„Eine sexpositive Haltung fordert, dass alle Menschen, egal welche sexuellen Vorlieben und Vorstellungen sie haben, und welches Beziehungskonzept sie leben, respektiert und Teil der Gesellschaft sein dürfen“, so Roidinger. In der Sexualwissenschaft gibt es keine Norm, kein „richtig“, kein „falsch“, kein „gesund“ oder „ungesund“. Sexpositive Menschen fühlen sich von Andersartigkeit nicht bedroht, sie erleben Menschen mit anderen sexuellen Vorlieben als Bereicherung und ermutigen jeden, seinen individuell richtigen Weg zu finden, um Sexualität und Beziehung authentisch zu leben. „Die wichtigste Grundlage dafür ist der Konsens. Alle Beteiligten müssen zustimmen, wertschätzend miteinander umgehen und auf Augenhöhe sein, damit das funktioniert“, so Roidinger.
Miteinander kommunizieren
Genau das macht den Begriff „sexpositiv“ für die Arbeit der Sexualberaterinnen so faszinierend wie wertvoll. „Denn um das zu leben, müssen Menschen vor allem gelernt haben, miteinander zu kommunizieren. Wir fordern schon lange eine sexualpädagogische Aufklärung, auch für Erwachsene. In jenem Sinne, als es um den Dialog geht. Er ist wichtig, denn nur Kommunikation führt zu sexuellem Lernen“, sagt Roidinger. Sexualität sei weder etwas Schlechtes noch etwas Gottgegebenes, sondern tatsächlich etwas, das gelernt und geübt werden kann, immer wieder anders und immer wieder neu. Hier spielen sexpositive Formate wie Workshops, Festivals oder Jahresgruppen eine wesentliche Rolle. Und so kann eine bewusste, achtsame und respektvolle Haltung entstehen, die dem individuellen Begehrensprofil eines Menschen wertschätzend und bejahend gegenübertritt.
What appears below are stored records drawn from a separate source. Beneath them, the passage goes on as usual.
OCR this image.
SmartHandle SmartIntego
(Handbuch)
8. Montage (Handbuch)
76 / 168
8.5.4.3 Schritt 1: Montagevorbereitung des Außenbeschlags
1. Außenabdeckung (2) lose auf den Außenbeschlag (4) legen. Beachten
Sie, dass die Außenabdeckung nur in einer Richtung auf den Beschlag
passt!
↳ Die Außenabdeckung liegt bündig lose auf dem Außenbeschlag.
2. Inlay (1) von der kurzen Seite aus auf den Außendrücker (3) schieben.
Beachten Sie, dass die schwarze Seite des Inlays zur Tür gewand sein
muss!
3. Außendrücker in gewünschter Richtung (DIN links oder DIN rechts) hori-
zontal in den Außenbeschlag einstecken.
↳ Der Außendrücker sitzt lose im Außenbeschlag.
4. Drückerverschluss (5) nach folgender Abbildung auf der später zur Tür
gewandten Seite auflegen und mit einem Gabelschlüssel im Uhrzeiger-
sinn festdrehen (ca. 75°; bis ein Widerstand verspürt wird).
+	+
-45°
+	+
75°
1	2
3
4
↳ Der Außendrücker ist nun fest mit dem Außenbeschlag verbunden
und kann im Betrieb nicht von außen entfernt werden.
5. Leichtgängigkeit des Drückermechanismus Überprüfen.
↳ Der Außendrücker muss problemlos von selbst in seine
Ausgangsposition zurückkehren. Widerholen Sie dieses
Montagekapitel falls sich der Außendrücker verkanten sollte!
Von großer Bedeutung ist die Rolle des Konsens: Er erfordert eine hohe soziale Kompetenz – dabei muss ein Mensch fähig sein, zu schauen, wo er über seine Schatten springen und wo er sich „dehnen“ kann. Wo muss ich Grenzen setzen, wo kann ich mich öffnen, etwas Neues oder Ungewohntes zulassen? Hier werden oft tiefe Ängste berührt, etwa Verlassenheitsangst. Umso wichtiger ist es, dass nichts tabuisiert wird oder im Geheimen geschieht. Es braucht Offenheit für neue Sichtweisen, einen erweiterten Handlungsspielraum und die Möglichkeit, wohlwollend über eigene Bedürfnisse zu sprechen, ohne dass die Wünsche des Partners abgewertet werden. Auf diese Weise entstehen mehr Möglichkeiten – um auszuwählen, zu gestalten, oder um Bestehendes zu verändern.
Auch für klassisch Monogame
Das sexpositive Lebensgefühl können im Übrigen auch Menschen in klassisch-monogamen Beziehungen realisieren. Es bedeutet schlicht, dass sich Paare trauen, hinzudenken, was sie wollen, ob’s passt oder ob sich etwas in der Sexualität im Laufe der Zeit verändert hat. „Das bedingt ein hohes Maß an Persönlichkeitsentwicklung. Wenn ich mich mit meiner Sexualität auseinandersetze, zu meinen Bedürfnissen stehe und zu jenen meines Gegenübers, dann entwickle ich mich auch persönlich weiter. Es ist gelebte Selbstverantwortung.“ Abgesehen davon ist eine sexpositive Haltung natürlich auch hedonistisch: „Weil sie Sexualität als wesentliche Quelle für ein gesundes und erfülltes Leben versteht“.
Buchtipp: Roidinger/Zuschnig: „Sexpositiv. Intimität und Beziehung neu verhandelt.“ Goldegg, 200 Seiten, 22 €.